Start with the uncomfortable number: about 69% of Akron Law graduates pass the bar on the first attempt, against a 75 to 80% national norm. Some of that gap may be jurisdiction; some of it may not be. Either way, the burden of proof has shifted, from you to the school, and your job is to make it meet that burden before you enroll.
MetricFigureContextFirst-time bar passage69%The headline under reviewNational first-time average~75 to 80%Annual benchmarkPrimary jurisdictionOhioVerify in the ABA 509
No, not by the national benchmark, and pretending otherwise serves no one. What remains is an explanation the school owes you: jurisdiction context, multi-year trend, and attrition policy, all verifiable in the 509 before a dollar of deposit moves.
Placed on the national curve, Akron Law’s 69% lands 8 points below the midpoint of the 75 to 80% band, a gap large enough that no single factor should be allowed to explain it without evidence.
Bar rates are built, not bestowed, from three materials: who enrolled (medians forecast passage with uncomfortable accuracy), what the program demanded (curves, writing, doctrine), and who remained to be counted (attrition quietly edits the denominator). A school controls each lever differently, which is why the honest comparison is never rate against rate, but rate against inputs, against jurisdiction, against the count of who actually sat.
Withheld Tip: trend beats snapshot. Pull three consecutive years of the school’s 509 bar data before believing any single figure, one strong year is a cohort, three is a program. Rates that swing widely year to year are telling you about the denominator, not the teaching.
Akron Law’s bar prep apparatus will resemble the industry standard, commercial course partnerships, a readiness program, advising, and the differences that matter live in the details: what is subsidized, what is required, and when it begins. Make admissions name all three.
Keep one eye forward: the licensing exam itself is in transition, with states adopting the NextGen bar exam on a rolling basis through 2028. The emphasis shifts toward applied lawyering skills, which rewards exactly the habit the LSAT should have taught you: training the underlying skill under feedback rather than memorizing around it. Ask any school how its bar curriculum is adapting; the question itself signals you understand what you are buying.
One non-negotiable for evaluating any school: never accept a bar passage rate without its jurisdiction.
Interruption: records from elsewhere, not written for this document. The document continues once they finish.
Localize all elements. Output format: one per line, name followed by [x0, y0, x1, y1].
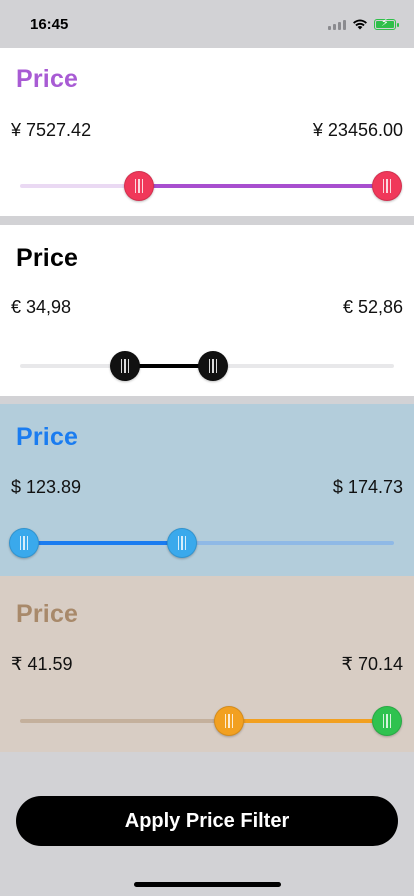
status-time: 16:45: [30, 16, 69, 33]
cellular-signal-icon: [328, 18, 346, 30]
price-slider-panel-euro: Price € 34,98 € 52,86: [0, 225, 414, 396]
min-price-label: € 34,98: [11, 297, 72, 317]
max-price-label: $ 174.73: [332, 477, 403, 497]
min-slider-thumb[interactable]: [214, 706, 244, 736]
panel-title: Price: [16, 244, 79, 272]
slider-selected-range: [139, 184, 387, 188]
price-slider-panel-yen: Price ¥ 7527.42 ¥ 23456.00: [0, 48, 414, 216]
min-price-label: $ 123.89: [11, 477, 82, 497]
status-bar: 16:45 ⚡: [0, 0, 414, 48]
min-price-label: ₹ 41.59: [11, 654, 73, 674]
panel-title: Price: [16, 600, 79, 628]
min-slider-thumb[interactable]: [9, 528, 39, 558]
max-slider-thumb[interactable]: [167, 528, 197, 558]
max-price-label: ¥ 23456.00: [312, 120, 403, 140]
panel-title: Price: [16, 65, 79, 93]
home-indicator: [134, 882, 281, 887]
price-slider-panel-dollar: Price $ 123.89 $ 174.73: [0, 404, 414, 576]
status-icons: ⚡: [328, 16, 399, 32]
battery-charging-icon: ⚡: [374, 17, 399, 30]
apply-price-filter-button[interactable]: Apply Price Filter: [16, 796, 398, 846]
min-slider-thumb[interactable]: [124, 171, 154, 201]
max-price-label: € 52,86: [342, 297, 403, 317]
wifi-icon: [353, 19, 367, 30]
max-slider-thumb[interactable]: [372, 706, 402, 736]
max-price-label: ₹ 70.14: [341, 654, 404, 674]
min-slider-thumb[interactable]: [110, 351, 140, 381]
min-price-label: ¥ 7527.42: [11, 120, 92, 140]
price-slider-panel-rupee: Price ₹ 41.59 ₹ 70.14: [0, 576, 414, 752]
panel-title: Price: [16, 423, 79, 451]
slider-selected-range: [229, 719, 387, 723]
max-slider-thumb[interactable]: [198, 351, 228, 381]
max-slider-thumb[interactable]: [372, 171, 402, 201]
slider-selected-range: [24, 541, 182, 545]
A naked percentage is a marketing number; a percentage with a state attached is data.
About 69% first-time, below the national 75 to 80% average, a figure that means the most once you know which state’s exam it describes and how that state’s baseline runs. The 509 disclosure carries both.
Because they compress three things into one number: the credentials of admitted students, the rigor of the program, and which state bars graduates sit for. Comparing rates without comparing states and inputs is comparing headlines, not outcomes.
It means inputs, instruction, and attrition jointly produced a number. Untangle them, median in, dismissal rate, jurisdiction, before crediting the classroom. When all three check out, so does the rate.
The bar exam is the final feedback loop of a process that started with your diagnostic LSAT. Schools with honest numbers survive the questions on this page; schools with marketing numbers don’t. Reading outcomes data skeptically isn’t cynicism, it’s the first legal skill.